Paul O’Hagan Sees Depth in 2026 Ohl Draft Class
Paul O’Hagan sees the 2026 ohl draft as strong at the top and deep throughout, with enough quality that the Sudbury Wolves could still find value at No. 5. The director of Ontario scouting for Neutral Zone said there is also a lot of solid defencemen in the class, a profile that could shape how teams approach a 15-round selection process next week.
He pointed to the top tier as especially crowded. O’Hagan said, “There’s a few at the top who we could see them going easily in a different order,” and added, “I would say the players in the next wave are fairly even.”
Daley Leads Neutral Zone
Neutral Zone ranked Drew Daley as its top OHL prospect overall, even though the right-shooting defenceman from Buffalo is expected to play in the United States National Development Program in 2026-27. That gives the class a rare look: the highest-rated player on the list may not be the one available to OHL teams when the draft opens.
Daley sits at the head of a group that includes Tanner Adams, Adrian Sgro, Logan Prud’homme, Kane Cloutier, Kash Kwajah, Max Franssen and Matthew Zilinski. O’Hagan described the mix this way: “It’s a mix of a couple big forwards, a strong defender and some real slick centremen.”
Sudbury at No. 5
The Wolves enter the draft with the fifth-overall pick, and O’Hagan said some of those players could still be on the board when Sudbury makes that selection. That is the practical edge in a class he views as deep: top-end names may move in different orders, but the next wave is close enough that a team drafting early can still land a high-value player.

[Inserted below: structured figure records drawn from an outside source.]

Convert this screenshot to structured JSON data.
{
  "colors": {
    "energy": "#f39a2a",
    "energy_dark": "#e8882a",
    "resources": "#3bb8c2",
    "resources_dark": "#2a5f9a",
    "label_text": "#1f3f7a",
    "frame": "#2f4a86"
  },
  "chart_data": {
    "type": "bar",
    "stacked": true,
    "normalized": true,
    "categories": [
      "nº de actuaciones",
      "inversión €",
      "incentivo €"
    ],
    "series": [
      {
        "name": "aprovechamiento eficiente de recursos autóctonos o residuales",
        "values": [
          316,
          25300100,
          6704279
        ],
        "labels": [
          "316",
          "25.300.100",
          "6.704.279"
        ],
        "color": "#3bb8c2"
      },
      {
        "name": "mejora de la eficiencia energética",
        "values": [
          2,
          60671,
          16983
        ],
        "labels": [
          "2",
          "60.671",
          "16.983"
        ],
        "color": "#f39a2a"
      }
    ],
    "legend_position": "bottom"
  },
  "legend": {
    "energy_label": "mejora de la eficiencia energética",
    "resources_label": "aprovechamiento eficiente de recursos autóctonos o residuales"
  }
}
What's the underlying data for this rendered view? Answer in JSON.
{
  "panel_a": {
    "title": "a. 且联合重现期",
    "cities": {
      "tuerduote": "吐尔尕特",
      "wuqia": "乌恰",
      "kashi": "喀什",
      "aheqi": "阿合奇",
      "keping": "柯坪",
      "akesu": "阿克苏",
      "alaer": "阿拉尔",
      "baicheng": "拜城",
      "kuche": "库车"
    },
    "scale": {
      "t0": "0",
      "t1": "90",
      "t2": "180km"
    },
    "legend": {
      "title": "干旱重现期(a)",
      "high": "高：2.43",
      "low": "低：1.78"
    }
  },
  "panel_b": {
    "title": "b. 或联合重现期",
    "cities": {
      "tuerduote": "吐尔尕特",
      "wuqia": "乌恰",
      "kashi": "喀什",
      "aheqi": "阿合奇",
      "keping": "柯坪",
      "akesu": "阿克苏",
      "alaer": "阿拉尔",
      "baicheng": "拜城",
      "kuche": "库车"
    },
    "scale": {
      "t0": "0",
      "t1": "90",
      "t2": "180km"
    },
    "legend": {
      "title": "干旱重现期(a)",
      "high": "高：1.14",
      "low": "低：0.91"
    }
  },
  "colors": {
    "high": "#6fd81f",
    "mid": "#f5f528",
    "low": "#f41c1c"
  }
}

Adams, a forward at The Hill Academy and a Timmins native, played some games this season with his hometown NOJHL club. Sgro, a Vaughan Kings defenceman and Alliston product, helped his team win a Greater Toronto Hockey League U16 championship this year. Prud’homme, an Upper Canada College forward from Ottawa, already stands 6-foot-7.
Cloutier, a Vaughan forward from Oakville, is the son of former NHL goaltender Dan Cloutier and was dynamite for the GTHL champs all season. Kwajah, a Toronto Junior Canadiens forward from Etobicoke, was the leading scorer and Player of the Year in the GTHL U16 loop and an OHL Cup all-star. Franssen, an Upper Canada defenceman and the son of former OHLer Aaron Fransen, collected 89 points in 69 games from the blueline, while Zilinski, a Mississauga Senators forward and Cambridge native, is among the most offensively gifted players in the class.
Draft Board Pressure
Those skaters are all among the top tier in Neutral Zone’s cumulative top 500 rankings for the 2026 draft, published last week. For the Wolves, that means the job at No. 5 is less about waiting for the class to thin out and more about choosing among a group that still looks close enough to force a hard decision.
The 2026 OHL Priority Selection arrives next week, and O’Hagan’s read suggests the value may not stop near the top of the board. If the first few names come off in a different order than expected, Sudbury’s pick could still land in the middle of a strong tier rather than the end of one.